Wednesday, November 23, 2011

Happy Thanksgiving!

   It is such a pleasure to enjoy the cooking of young people! Happy Thanksgiving to everyone. (click to enlarge photos)


Nothing is more honorable than a grateful heart.  Seneca

All that we behold is full of blessings.   William Wordsworth


We can always find something to be thankful for, and there may be reasons why we ought to be thankful for even those dispensations which appear dark and frowning.  Albert Barnes

Happiness doesn't come as a result of getting something we don't have, but rather of recognizing and appreciating what we do have.  Frederick Keonig

What we do for ourselves dies with us. What we do for others and the world remains and is immortal.  Albert Pike

Tuesday, November 15, 2011

Hearty Beating: a journal quilt

Click to see naughty errant heart waves.
   
      I belong to an international 12 x 12 quilt group, The Material Mavens. Every two months we have a new theme chosen by one of the members. It was my turn and I chose "surprise," having no idea what to do. Not one idea came to me. I do love surprises. One should have them at every gathering, dinner party or meetings up...even in blogs and journal quilts. Today was REVEAL day when all show their quilts on the theme.

     Life intervened to save the day, somewhat. I had some wild times with my heart and some good news as well, each happening, positive and negative, a complete surprise to me. I won't bore you with details, but the loud colors, the brash conflicts and softness in the quilt show the two extremes. Previously, in times of Afib thinking, I had quilted and beaded tiny rectangular heart quilts; and this assignment gave me an opportunity to display them. Across the center of the 12 x 12, I sewed some fusible thread in an EKG chart similar to an irregular reading and placed foil over the stitching to iron the iridescent waves.

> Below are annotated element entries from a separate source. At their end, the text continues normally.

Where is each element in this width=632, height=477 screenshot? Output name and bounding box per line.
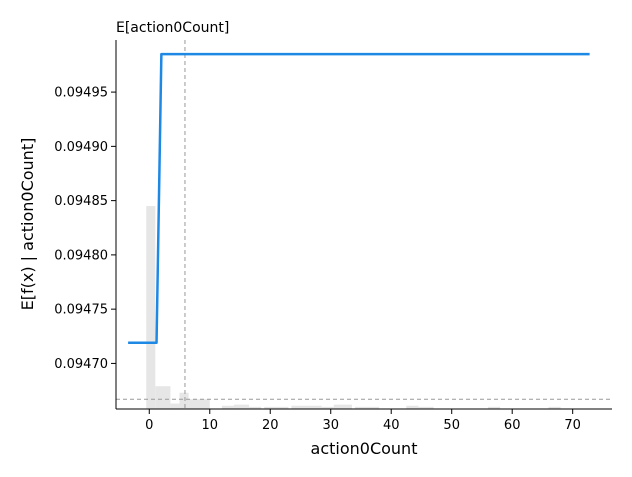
x-tick-label-0: 0 [145,418,153,433]
histogram-bar-11 [333,404,352,409]
y-tick-label-5: 0.09495 [54,86,108,101]
y-ticks: 0.09470 0.09475 0.09480 0.09485 0.09490 0.094… [54,86,116,372]
x-axis-label: action0Count [311,439,418,458]
histogram-bar-10 [321,406,334,409]
y-axis-label: E[f(x) | action0Count] [18,138,37,311]
x-tick-label-4: 40 [383,418,400,433]
histogram-bar-1 [155,386,171,409]
histogram-bar-3 [179,392,189,409]
histogram-bar-5 [221,405,234,409]
histogram-bar-14 [418,406,434,409]
histogram-bar-8 [264,406,289,409]
y-tick-label-4: 0.09490 [54,140,108,155]
series-lines [128,52,590,345]
histogram-bar-9 [291,405,322,409]
x-tick-label-7: 70 [564,418,581,433]
histogram-bar-15 [488,406,501,409]
y-tick-label-0: 0.09470 [54,357,108,372]
series-line-0 [128,52,590,345]
histogram-bar-0 [146,206,156,409]
y-tick-label-3: 0.09485 [54,194,108,209]
histogram-bar-2 [170,403,180,409]
histogram-bar-12 [354,406,380,409]
chart-title: E[action0Count] [116,20,229,36]
histogram-bar-7 [249,406,262,409]
y-tick-label-1: 0.09475 [54,303,108,318]
histogram [146,206,561,409]
histogram-bar-6 [233,404,250,409]
x-tick-label-2: 20 [262,418,279,433]
plot-area [116,40,612,409]
x-ticks: 0 10 20 30 40 50 60 70 [145,409,581,433]
axes: 0 10 20 30 40 50 60 70 0.094700.094750.094800.0… [54,40,612,433]
x-tick-label-5: 50 [443,418,460,433]
histogram-bar-4 [188,399,210,409]
histogram-bar-16 [548,406,561,409]
histogram-bar-13 [406,405,419,409]
x-tick-label-6: 60 [504,418,521,433]
x-tick-label-3: 30 [322,418,339,433]
reference-lines [116,40,612,409]
x-tick-label-1: 10 [201,418,218,433]
y-tick-label-2: 0.09480 [54,248,108,263]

     The 12 x 12 quilt content is purposefully irregular and needs some balance and resolution but the topic has none. so that is appropriate for my "Surprise" journal quilt. The backing comes over the sides of the front to make the binding or edge.

Sunday, November 13, 2011

Birthday Reflections in Fiber: a Journal Quilt

     Birthdays keep happening. I wanted to make a journal quilt as an extra for a friend's celebration (perhaps for people to sign the back or to hold greetings in an envelope attached to the back). I Googled "quilt birthday cakes" Images and blogs, and found many quilts and quilted cakes. One complicated piece at Threads of Conversation tempted me. I tried to paper piece it without a pattern. I made the top backwards and sewed the pedestal on upside down twice and gave up. My proportions were so bad I had to add a frame.
      I decided to free-motion machine quilt with a multi-colored Superior thread and 90/14 needle and to bring the backing of cherries around to the front to form the edge or binding.It would help to slow down to plan!
Click to enlarge
       I stitched  some quotations* I had found for fabric fortune cookies should I decide to take those as a non-caloric addition to the party. So why were these quilting failures so much fun? Practice does not make perfect!.  Why would one want to quilt when people's eyes glaze over when you talk about it or your work is not perfect? Clueless here.
      Often I make quilts for people and then want to keep them. Aren't they fortunate! I may add "For LinLin1 on one side of the lower pedestal and "love LinLin2" on the other side. The whacky construction mirrors the whackiness of additional years. By the way, I have a real present for her.

*The older the fiddler, the sweeter the tune.(English proverb)
   Age, like distance lends a double charm. (Oliver Wendell Holmes)
    Youth is a gift of nature, but age is a work of art. (Garson Kanin)

Tuesday, November 8, 2011

Weaving Thanksgiving: a journal quilt

     For November, our 12" x 12" journal quilt group entertained the theme "Thanksgiving." To the last meeting we each brought small pieces of fabric to be distributed to everyone. These fabric pieces were to be incorporated into our block.
     Nothing came to me except the notion of baskets of blessings for which I am grateful. Celeste at our last meeting showed how she had taken strips of fabric and woven them into a quilt and I thought that was the only thing to do.


      I cut the strips using my new shape cutter that I picked up at the Quilters' Gathering in Nashua NH where I took Hannah who was evacuated from her home in NJ because of the latest storm. She LOVED the quilt show. Note the weaving behind Hannah!

      I wove the strips as one would make a lattice on a pie. I did this directly on the batting, took it to the machine to sew with no pins or spray glue and, surprisingly, it held together.Maybe not on the edges, so I cut them off neatly and took the border fabric and placed it on the back, big enough in size to wrap to the front to overlap strips of batting to be zigzagged to the the woven area. While weaving I thought of all the different personalities, some rough edges of grateful Thanksgiving gatherings with multiple personalities and the mixing of families. It is a cheerful journal quilt that I thought would never happen
      Click to enlarge the photos.
click on that turkey
I just added, a week later, the silhouette, in beads, of a turkey roasted.